# Lubricant for lens mount.



## ghache (Sep 4, 2013)

I had a problem this week with a couple of my body's being tight and even felta little grindy when mounting lenses. I only use primes so i swap quite often.
After looking at the mounts with a loupe, checking carefully for damage and defects, i found nothing wrong with anything. no ding, no scratch, nothing bended, no dust, sand or anything.

Then i started looking for some tricks to lubricate mounts or anything that could make it smoother. After making a little bit of research, i found out that Nasal Sebum is the only oil that should be used on camera mounts WAIT, WHAT? As per this old photographer i know, he used a little bit of nose oil on every camera he ever used to lubricate mounts. seems like this will not spill into the camera as the amount you put on using your finger will lubricate the mount just enough to smooth things out and will last for months. 

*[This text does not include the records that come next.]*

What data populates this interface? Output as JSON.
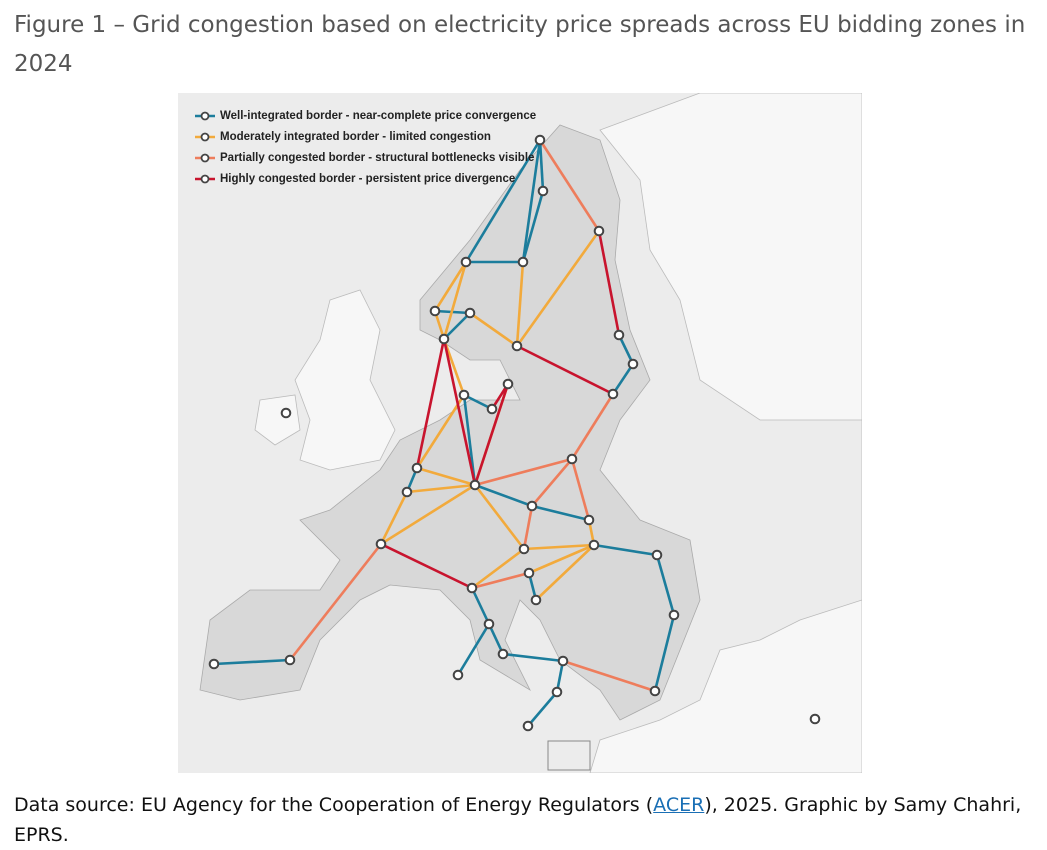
{
  "caption": "Figure 1 – Grid congestion based on electricity price spreads across EU bidding zones in 2024",
  "legend": {
    "items": [
      {
        "label": "Well-integrated border - near-complete price convergence",
        "color": "#1c7d9c"
      },
      {
        "label": "Moderately integrated border - limited congestion",
        "color": "#f2aa3c"
      },
      {
        "label": "Partially congested border - structural bottlenecks visible",
        "color": "#ee7d5c"
      },
      {
        "label": "Highly congested border - persistent price divergence",
        "color": "#c8142e"
      }
    ]
  },
  "source": {
    "before": "Data source: EU Agency for the Cooperation of Energy Regulators (",
    "link": "ACER",
    "after": "), 2025. Graphic by Samy Chahri, EPRS."
  }
}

SO i tried it and its working amazingly. my lenses now slide in like a hot knife in butter.
i was about to send my cameras to have them checked under warranty, thinking there was something wrong but a little nose oil fixed it. wtf? call me crazy if you have to, but it works.


----------



## Trever1t (Sep 4, 2013)

Nose oil pre-dates modern man as an efficient lubricant. Fishermen know this world wide. Of course, any oil is going to act like a magnet for dirt so I'd wipe and reapply often if needed.


----------



## tirediron (Sep 4, 2013)

I would definitely send the camera in if it's under warranty.  Modern bayonet mounts should fittightly and smoothly with no griding, rough spots, etc.  Chances are, if you feel that now, it will only get worse over time.


----------